Research Question:

Is there a relationship between Sex and Survival?


Simple model:

model1 <- glm(Survived ~ Sex, family=binomial(link='logit'), data=data)
model1$coefficients


Detecting Confounding Variables

Example: Is Age a confounder of Sex?

Example: Is Pclass a confounder of Sex?

Let’s settle on considering Pclass a confounding variable and include it in the model alongside Sex.

More analysis is needed though…


Bivariate Association Analysis

Let’s check the bivariate associations between Pclass and Sex and between Pclass and Survived to see if the theory is supported by the data.

Given that both are categorical variables we must use a Chi-square test. This test allows us to determine whether there is a statistically significant difference between the expected frequencies and the observed frequencies of the relevant contingency tables:

table(Pclass, Sex)
chisq.test(Pclass, Sex)
table(Pclass, Survived)
chisq.test(Pclass, Survived)

Interpretation of the above outputs: Given that in both cases p<0.5, Pclass is significantly associated with both Sex and Survived, thus the variable seems to meet the definition of a confounding variable.


Greater than 10% change in x1 coefficient?

Now let’[s addd Pclass to the model:

model2 <- glm(Survived ~ Sex + Pclass, family=binomial(link='logit'), data=data)
model2$coefficients

The coefficient of Sexmale does not change much (only 5%) which suggests that Pclass is not confounder. This contradicts the previous finding.


Is the model better when we include the confounding variable?


The residual deviance of the model that includes Pclass is lower. Based on this we can reject \(H_0\) that there is no difference betwwen full and reduced model i.e. that the full model is not significantly better than the reduced model. Thus we conclude that we have evidence to support \(H_a\) that the model that includes Pclass is significantly better. This is confirmed by the ‘lrtest()’ function below:

lrtest(model1, model2)
#??lr.test

So, keep it or not? It depends…Keep Pclass for now….


Assessing Collinearity

Let’s look at adding collinear variables AgeGroup and AgeGroup2029.

We will assess which one is better by looking at AIC. Not that we don’t simply model say Survived and AgeGroup but rather look at how their respective additions to the existing model impact the results.

model3 <- glm(Survived ~ Sex + Pclass + AgeGroup, family=binomial(link='logit'), data=data)

model4 <- glm(Survived ~ Sex + Pclass + AgeGroup2029, family=binomial(link='logit'), data=data)

AIC for model with AgeGroup: 965.929 AIC for model with AgeGroup2029: 965.929

AIC is slightly lower for the model with *AgeGroup** so moving forward the model will include Sex, Pclass, AgeGroup explanatory variables.

careful, this only temporary, AgeGroup results in missing data.


Assess Interaction via Likelihood Ratio Test

If some variable does not meet the criteria of a confounder, it could still be an effect modifier!

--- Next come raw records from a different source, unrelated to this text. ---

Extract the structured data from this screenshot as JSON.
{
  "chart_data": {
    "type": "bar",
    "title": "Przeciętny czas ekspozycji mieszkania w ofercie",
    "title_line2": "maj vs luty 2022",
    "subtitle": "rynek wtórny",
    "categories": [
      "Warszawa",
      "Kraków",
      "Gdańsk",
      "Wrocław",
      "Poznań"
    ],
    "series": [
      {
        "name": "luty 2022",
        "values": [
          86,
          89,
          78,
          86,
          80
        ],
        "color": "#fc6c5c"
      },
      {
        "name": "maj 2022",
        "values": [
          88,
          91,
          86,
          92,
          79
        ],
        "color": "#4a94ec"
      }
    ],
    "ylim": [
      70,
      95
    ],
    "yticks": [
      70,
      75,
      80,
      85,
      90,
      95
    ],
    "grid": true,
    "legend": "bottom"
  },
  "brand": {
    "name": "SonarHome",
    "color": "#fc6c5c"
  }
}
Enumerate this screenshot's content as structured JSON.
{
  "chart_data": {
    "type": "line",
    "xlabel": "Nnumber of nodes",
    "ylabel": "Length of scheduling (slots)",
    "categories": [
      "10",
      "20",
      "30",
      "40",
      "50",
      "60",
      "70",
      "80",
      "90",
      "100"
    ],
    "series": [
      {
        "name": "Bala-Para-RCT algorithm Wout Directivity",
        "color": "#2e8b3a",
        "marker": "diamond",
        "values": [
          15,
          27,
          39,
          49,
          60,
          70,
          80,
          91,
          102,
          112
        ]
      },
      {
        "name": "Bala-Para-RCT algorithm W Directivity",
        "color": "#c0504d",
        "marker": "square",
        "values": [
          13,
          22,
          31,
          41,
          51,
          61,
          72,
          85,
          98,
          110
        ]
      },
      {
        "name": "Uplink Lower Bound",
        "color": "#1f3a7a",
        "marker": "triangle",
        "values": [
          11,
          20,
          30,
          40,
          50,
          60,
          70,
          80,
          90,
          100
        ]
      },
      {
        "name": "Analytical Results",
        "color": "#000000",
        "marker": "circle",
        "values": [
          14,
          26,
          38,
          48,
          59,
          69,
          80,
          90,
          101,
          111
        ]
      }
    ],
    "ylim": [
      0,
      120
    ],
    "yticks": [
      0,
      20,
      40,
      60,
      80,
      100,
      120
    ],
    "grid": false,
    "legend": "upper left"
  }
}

Does the effect that \(x1\) has on the odds of \(y\) depend on some other variable \(x2\)? If so then we call the variable \(x2\) an effect modifier

Thus now we try to answer the question:

Does the effect that Sex has on Survived depend on Pclass?

An interaction terms is the multiplication of two variable with each other e.g. Sex * Pclass.

We can use a Likelihood Ratio Test to compare models with and without a \(Sex \times Pclass\) interaction term.

To compare two models we use the anova() function.

model3bis <- glm(Survived ~ Sex + Pclass + AgeGroup + Sex * Pclass, family=binomial(link='logit'), data=data)
anova(model3, model3bis, test='Chisq')

We can see that the p-value is < 0.5 and we reject the null hypothesis that the residual deviance is the same for models that do and do not include the interaction term. The model that includes the interaction term IS significantly better.

This suggests that Pclass is an effect modifier. The effect of Sex on the odds of Survived varies, or differs, depending on Pclass.

There is significant interaction between Sex and Pclass.

This means that we want to report on the effect of Pclass for different Sex categories: anything we say about the effect of Sex on Survived needs to be Pclass-specific.

Can a class be both a confounder and an effect modifier??

model3bis <- glm(Survived ~ Sex + Pclass + AgeGroup + Sex * Pclass, family=binomial(link='logit'), data=data)
summary(model3)
#summary(model3bis)

Note that if the effect modifier was continuous e.g. Age we need to do the calculations for the Pclass-specific odds ratios by hand and assign possible values to compare groups e.g. Age=50, Age=60, etc. Example: \(b_1 + 50 \times (age \times survived interaction term)\) (see video 17:44).

Extra step (comparfed to LR) to make log-odds more interpretable is to compute the odd-ratios by exponentiating the log-odds ratios.